Dr Andrew Mayo, MD
BSc(Med) MBBS(Hons) MEng FRACS FAOrthA
Subspecialist Upper Limb Surgeon Public and Private Practice Active in Teaching
Special interest in hand, wrist, elbow, and shoulder trauma, degenerative conditions and instability
A 51-year-old right hand dominant office worker presented to clinic after sustaining an injury to her left hand after a collision with a tree while riding a time trial bike. Radiographs confirmed displaced shaft fractures of the 2nd, 3rd, 4th and 5th metacarpals. The skin was not breached and the decision was made to perform percutaneous reduction and internal fixation using NX Nails from Field Orthopaedics.
The patient was a 51-year-old right hand dominant office worker who presented to clinic for evaluation of a closed injury to her left hand. The injury was sustained after a collision with a tree while riding a time trial bike and radiographs confirmed displaced shaft fractures of the 2nd, 3rd, 4th and 5th metacarpals.
On examination, there was generalised swelling over the dorsum of the hand and bruising in the palm. Tenderness to palpation was noted over metacarpals 2-5 and flexion was limited due to swelling. Rotation was difficult to assess due to the fact that all four metacarpals were fractured but there was some discrepancy in rotational alignment noted between digits.
Below: Pre-Operative Imaging
Imaging demonstrating displaced fractures of metacarpals 2-5
Below: Pre-Operative Imaging
Imaging demonstrating displaced fractures of metacarpals 2-5
The patient was otherwise healthy and desired to return to activity as soon as possible, therefore percutaneous reduction and internal fixation was recommended. Due to the nature and extent of the injury, the patient was advised the procedure may require open reduction to achieve adequate fixation.
The patient presented for surgical fixation five days after the injury. Preoperative templating was performed and an estimate of canal diameter and corresponding nail size was obtained. The procedure took place under general anaesthetic with the patient in supine position.
Using the retrograde technique the metacarpophalangeal joints (MCPJ’s) were flexed to 90 degrees and the percutaneous entry points identified within the dorsal third of each metacarpal head. Under fluoroscopy, distraction and indirect pressure was used to anatomically reduce each of the fractures and working radial to ulna, K-wires were inserted longitudinally into the medullary canal of each metacarpal. K-wire insertion started at the centre of the metacarpal head, in the coronal plane and at the dorsal 1/3 of the metacarpal head in the sagittal plane. K-wires were progressed across the fracture site and into the base of the metacarpals to the depth of their final position. This ensured correct length measurement for the NX Nails. Acceptable closed reduction was achieved for all metacarpals.

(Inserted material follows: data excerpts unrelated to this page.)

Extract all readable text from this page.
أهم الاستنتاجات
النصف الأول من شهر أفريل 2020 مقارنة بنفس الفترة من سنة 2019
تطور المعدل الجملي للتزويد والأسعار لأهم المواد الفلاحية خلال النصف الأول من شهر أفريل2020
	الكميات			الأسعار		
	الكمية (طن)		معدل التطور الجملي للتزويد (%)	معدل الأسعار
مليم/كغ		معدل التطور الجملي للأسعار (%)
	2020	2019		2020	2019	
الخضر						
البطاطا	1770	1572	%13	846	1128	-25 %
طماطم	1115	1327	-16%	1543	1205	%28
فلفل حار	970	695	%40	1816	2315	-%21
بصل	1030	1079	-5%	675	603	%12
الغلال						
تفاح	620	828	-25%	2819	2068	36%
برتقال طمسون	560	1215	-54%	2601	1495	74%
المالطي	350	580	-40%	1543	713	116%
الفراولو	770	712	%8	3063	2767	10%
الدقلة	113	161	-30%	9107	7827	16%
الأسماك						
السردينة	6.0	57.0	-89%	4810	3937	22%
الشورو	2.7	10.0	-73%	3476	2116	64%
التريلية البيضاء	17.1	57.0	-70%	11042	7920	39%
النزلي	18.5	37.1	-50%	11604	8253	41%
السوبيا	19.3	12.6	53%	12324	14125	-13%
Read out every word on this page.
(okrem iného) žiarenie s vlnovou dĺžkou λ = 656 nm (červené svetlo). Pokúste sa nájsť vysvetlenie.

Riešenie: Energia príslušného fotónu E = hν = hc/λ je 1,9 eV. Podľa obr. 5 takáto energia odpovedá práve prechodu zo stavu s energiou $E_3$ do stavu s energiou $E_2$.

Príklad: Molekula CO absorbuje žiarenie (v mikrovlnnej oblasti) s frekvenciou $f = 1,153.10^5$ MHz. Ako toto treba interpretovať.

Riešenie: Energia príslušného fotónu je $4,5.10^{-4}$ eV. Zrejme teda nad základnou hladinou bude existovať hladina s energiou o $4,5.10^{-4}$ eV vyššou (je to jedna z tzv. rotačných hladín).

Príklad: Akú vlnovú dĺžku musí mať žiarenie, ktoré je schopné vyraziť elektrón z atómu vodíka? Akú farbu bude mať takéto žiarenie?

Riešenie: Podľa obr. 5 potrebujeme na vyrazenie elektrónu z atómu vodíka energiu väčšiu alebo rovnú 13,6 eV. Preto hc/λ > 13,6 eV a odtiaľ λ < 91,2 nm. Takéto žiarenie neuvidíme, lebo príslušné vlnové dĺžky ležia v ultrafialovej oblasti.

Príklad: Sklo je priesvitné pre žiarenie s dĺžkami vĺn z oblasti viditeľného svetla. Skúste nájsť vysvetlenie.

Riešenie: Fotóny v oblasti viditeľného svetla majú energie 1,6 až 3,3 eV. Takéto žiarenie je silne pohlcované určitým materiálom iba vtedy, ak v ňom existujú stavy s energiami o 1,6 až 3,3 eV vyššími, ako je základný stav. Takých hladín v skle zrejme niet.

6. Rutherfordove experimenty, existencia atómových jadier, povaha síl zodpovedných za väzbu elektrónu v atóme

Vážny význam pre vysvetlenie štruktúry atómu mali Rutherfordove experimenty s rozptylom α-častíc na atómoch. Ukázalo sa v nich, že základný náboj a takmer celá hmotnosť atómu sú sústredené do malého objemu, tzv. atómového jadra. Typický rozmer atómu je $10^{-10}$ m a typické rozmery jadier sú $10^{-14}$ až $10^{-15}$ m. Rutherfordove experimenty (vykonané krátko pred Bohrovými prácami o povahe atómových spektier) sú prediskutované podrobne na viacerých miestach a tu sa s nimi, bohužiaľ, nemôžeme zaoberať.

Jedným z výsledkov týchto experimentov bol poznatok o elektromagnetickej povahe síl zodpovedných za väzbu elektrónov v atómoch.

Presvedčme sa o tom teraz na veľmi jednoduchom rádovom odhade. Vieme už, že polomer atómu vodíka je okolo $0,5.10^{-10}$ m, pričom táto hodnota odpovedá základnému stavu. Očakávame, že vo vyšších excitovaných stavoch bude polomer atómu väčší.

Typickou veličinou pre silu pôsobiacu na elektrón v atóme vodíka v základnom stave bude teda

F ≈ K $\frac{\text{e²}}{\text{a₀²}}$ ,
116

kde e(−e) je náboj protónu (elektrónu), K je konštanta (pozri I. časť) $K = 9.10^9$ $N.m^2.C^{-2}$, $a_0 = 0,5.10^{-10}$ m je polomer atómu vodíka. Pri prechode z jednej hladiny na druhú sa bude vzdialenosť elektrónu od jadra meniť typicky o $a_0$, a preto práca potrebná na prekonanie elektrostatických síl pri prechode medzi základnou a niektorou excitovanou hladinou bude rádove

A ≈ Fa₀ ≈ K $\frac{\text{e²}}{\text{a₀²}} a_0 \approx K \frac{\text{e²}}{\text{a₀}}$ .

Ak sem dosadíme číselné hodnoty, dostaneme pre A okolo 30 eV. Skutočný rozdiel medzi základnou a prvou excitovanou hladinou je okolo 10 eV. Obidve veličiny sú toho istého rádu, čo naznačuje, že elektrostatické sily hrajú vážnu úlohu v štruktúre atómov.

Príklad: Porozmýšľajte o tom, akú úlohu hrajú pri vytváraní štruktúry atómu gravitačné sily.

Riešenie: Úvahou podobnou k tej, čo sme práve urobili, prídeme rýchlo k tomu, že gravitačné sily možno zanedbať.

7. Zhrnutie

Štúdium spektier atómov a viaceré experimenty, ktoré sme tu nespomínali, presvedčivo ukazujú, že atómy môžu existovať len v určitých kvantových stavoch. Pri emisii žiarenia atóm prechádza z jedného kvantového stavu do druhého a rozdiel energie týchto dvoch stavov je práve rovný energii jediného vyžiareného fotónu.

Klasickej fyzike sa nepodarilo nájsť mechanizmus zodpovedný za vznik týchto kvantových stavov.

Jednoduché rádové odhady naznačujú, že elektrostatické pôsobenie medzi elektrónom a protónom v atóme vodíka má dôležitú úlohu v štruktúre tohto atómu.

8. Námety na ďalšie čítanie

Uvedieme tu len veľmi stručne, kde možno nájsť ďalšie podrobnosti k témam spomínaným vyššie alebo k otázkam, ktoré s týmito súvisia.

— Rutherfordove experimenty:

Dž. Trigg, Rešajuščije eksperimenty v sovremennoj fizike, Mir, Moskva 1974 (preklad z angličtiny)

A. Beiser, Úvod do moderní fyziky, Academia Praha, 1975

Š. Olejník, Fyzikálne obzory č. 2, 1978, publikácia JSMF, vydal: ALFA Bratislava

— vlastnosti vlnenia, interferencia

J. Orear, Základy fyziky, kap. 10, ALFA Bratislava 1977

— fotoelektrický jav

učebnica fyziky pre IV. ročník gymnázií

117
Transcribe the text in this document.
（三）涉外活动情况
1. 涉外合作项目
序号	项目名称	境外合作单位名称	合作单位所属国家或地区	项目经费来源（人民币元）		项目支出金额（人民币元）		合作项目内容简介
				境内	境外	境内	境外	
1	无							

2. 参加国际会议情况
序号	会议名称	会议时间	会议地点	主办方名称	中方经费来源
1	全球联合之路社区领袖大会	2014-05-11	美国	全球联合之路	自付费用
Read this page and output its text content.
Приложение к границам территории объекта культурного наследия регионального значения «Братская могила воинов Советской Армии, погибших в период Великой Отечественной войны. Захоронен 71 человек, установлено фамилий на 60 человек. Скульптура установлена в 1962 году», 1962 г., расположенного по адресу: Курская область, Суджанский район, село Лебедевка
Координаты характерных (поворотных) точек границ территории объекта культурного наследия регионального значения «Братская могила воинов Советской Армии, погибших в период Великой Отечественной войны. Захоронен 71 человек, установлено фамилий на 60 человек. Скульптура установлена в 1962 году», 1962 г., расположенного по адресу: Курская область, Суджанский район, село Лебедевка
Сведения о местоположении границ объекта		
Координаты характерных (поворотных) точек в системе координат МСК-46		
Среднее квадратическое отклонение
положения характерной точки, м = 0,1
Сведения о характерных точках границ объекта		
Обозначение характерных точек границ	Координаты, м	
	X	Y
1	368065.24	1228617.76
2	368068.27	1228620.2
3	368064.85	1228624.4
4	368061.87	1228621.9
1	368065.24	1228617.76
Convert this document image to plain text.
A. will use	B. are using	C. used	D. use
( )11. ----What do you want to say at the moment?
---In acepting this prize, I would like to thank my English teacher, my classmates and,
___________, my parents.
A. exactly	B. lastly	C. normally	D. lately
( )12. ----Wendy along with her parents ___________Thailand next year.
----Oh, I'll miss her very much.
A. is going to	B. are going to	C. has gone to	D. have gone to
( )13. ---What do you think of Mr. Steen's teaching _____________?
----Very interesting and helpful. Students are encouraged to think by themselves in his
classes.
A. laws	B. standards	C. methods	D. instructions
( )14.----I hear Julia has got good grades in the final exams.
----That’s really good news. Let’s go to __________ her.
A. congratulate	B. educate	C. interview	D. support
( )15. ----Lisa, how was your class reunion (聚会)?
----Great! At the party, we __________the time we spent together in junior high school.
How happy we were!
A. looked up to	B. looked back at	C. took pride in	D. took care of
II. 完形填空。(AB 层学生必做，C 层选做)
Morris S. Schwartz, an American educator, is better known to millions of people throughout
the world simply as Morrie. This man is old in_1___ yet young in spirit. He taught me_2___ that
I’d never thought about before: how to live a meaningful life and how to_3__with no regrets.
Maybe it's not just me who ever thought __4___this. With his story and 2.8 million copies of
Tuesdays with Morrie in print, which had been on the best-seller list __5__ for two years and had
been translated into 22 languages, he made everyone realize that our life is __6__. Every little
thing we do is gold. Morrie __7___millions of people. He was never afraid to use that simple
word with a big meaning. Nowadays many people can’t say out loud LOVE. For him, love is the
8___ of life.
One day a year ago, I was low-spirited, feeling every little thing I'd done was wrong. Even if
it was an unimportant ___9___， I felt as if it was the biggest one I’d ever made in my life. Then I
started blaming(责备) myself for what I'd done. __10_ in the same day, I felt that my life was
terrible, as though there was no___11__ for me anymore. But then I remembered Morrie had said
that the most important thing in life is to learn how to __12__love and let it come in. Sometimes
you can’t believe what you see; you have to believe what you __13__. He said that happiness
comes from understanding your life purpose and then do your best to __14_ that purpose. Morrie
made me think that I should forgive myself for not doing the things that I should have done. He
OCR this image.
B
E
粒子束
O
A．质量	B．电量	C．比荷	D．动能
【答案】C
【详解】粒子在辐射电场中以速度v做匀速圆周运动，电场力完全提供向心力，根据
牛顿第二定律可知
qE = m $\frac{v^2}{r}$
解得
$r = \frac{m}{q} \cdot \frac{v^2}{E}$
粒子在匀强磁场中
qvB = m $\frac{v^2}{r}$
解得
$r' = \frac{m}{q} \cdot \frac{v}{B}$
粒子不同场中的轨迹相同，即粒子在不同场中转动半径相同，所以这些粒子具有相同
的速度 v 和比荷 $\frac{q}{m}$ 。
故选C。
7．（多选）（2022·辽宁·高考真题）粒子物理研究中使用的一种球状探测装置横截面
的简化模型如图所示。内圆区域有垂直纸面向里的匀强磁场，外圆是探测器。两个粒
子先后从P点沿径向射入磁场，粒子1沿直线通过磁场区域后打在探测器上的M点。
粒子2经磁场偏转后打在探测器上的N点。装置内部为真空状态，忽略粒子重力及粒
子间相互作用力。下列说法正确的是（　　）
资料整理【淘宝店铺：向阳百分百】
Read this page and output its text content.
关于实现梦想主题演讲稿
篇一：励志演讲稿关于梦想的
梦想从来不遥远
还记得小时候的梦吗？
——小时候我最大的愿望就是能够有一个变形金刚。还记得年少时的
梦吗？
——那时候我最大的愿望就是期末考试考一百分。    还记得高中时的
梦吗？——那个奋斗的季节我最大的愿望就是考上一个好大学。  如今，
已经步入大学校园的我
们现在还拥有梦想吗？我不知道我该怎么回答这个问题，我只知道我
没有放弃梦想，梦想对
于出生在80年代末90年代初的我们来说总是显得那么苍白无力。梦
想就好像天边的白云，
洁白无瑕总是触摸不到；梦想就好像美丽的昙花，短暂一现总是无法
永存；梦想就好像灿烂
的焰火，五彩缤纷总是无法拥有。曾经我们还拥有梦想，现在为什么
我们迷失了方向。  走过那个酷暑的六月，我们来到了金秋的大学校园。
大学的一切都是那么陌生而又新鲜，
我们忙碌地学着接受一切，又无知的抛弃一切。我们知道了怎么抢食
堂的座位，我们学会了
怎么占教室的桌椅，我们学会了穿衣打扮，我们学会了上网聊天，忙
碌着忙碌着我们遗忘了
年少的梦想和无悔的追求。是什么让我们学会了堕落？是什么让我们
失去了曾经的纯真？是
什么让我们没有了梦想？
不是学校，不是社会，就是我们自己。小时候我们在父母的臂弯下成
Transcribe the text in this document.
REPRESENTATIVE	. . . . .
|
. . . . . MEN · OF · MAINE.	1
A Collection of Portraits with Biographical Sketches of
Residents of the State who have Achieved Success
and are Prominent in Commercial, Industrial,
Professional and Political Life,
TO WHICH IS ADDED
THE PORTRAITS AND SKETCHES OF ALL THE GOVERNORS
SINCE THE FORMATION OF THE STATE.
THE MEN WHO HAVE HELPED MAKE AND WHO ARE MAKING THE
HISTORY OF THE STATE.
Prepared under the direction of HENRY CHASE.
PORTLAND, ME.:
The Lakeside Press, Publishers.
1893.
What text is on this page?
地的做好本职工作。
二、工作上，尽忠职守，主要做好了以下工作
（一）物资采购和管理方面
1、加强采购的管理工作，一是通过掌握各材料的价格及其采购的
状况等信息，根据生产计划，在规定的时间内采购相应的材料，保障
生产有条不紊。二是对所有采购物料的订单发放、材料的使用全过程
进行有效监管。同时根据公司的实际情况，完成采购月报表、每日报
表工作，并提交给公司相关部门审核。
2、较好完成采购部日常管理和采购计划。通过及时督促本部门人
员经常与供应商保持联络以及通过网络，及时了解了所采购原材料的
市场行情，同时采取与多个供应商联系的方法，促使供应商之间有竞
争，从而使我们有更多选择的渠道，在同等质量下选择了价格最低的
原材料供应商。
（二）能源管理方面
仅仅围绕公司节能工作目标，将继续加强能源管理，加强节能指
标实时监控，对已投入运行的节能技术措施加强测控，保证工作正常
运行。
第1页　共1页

To confirm the diameter, the depth gauge was aligned with the borders of the isthmus of the metacarpals under fluoroscopy. When templating, there was a slight lucency surrounding the depth gauge at the isthmus to allow the nail to easily pass through without making contact with cortical bone.
In this case, a 3.5mm NX Nail was used for the 2nd and 3rd while a 3.0 mm NX Nail was used for the 4th and 5th metacarpals, ensuring subtle lucency around the threads.
The corresponding cannulated drill bits for the 3.0mm and 3.5mm Field Orthopaedic NX Nails were placed over the K-wires and insertion tunnels were drilled. The drill was passed beyond the isthmus and the position of the K-wire was maintained as the drill was removed. The standard metaphyseal drill was then used to help prepare the bone in the shape of the implant head.
After the appropriate path for the NX Nails had been created, the implants were inserted in a retrograde fashion over the K-wires with careful attention paid to the maintenance of the anatomic reduction of the fracture site. Correct implant placement was confirmed with fluoroscopy and rotation of each finger carefully scrutinised and noted to be anatomic relative to the digit cascade of the patients contralateral unaffected hand. Normal tenodesis of the digital flexors and extensors of all operative fingers was noted.
A single 5-0 nylon suture was used to close the entry wound for each metacarpal. Dressings with non-adhesive gauze and a volar back slab were applied.
The patient was referred to hand therapy for a protective mallet splint and encouraged to start full distal interphalangeal joint (DIPJ) range of motion immediately.
The patient was reviewed at two weeks and three months post operatively.
At the two week post operative appointment the small wounds from the percutaneous entry points were well healed. The patient had attended hand therapy following the procedure which focussed on active mobilisation and oedema control. Splint wear was protective only and the patient was able to make a full composite fist.
At the standard three month post operative review, the patient reported no pain, had weaned from splint use and had returned to normal daily activities and work tasks. The patient was deemed to have completed a full clinical recovery.
References
1. Field Orthopaedics. (2022). NX Nail Product Brochure. Brisbane, Australia: Field Orthopaedics.
2. Field Orthopaedics. (2023). NX Nail Long Surgical Technique. Brisbane, Australia: Field Orthopaedics.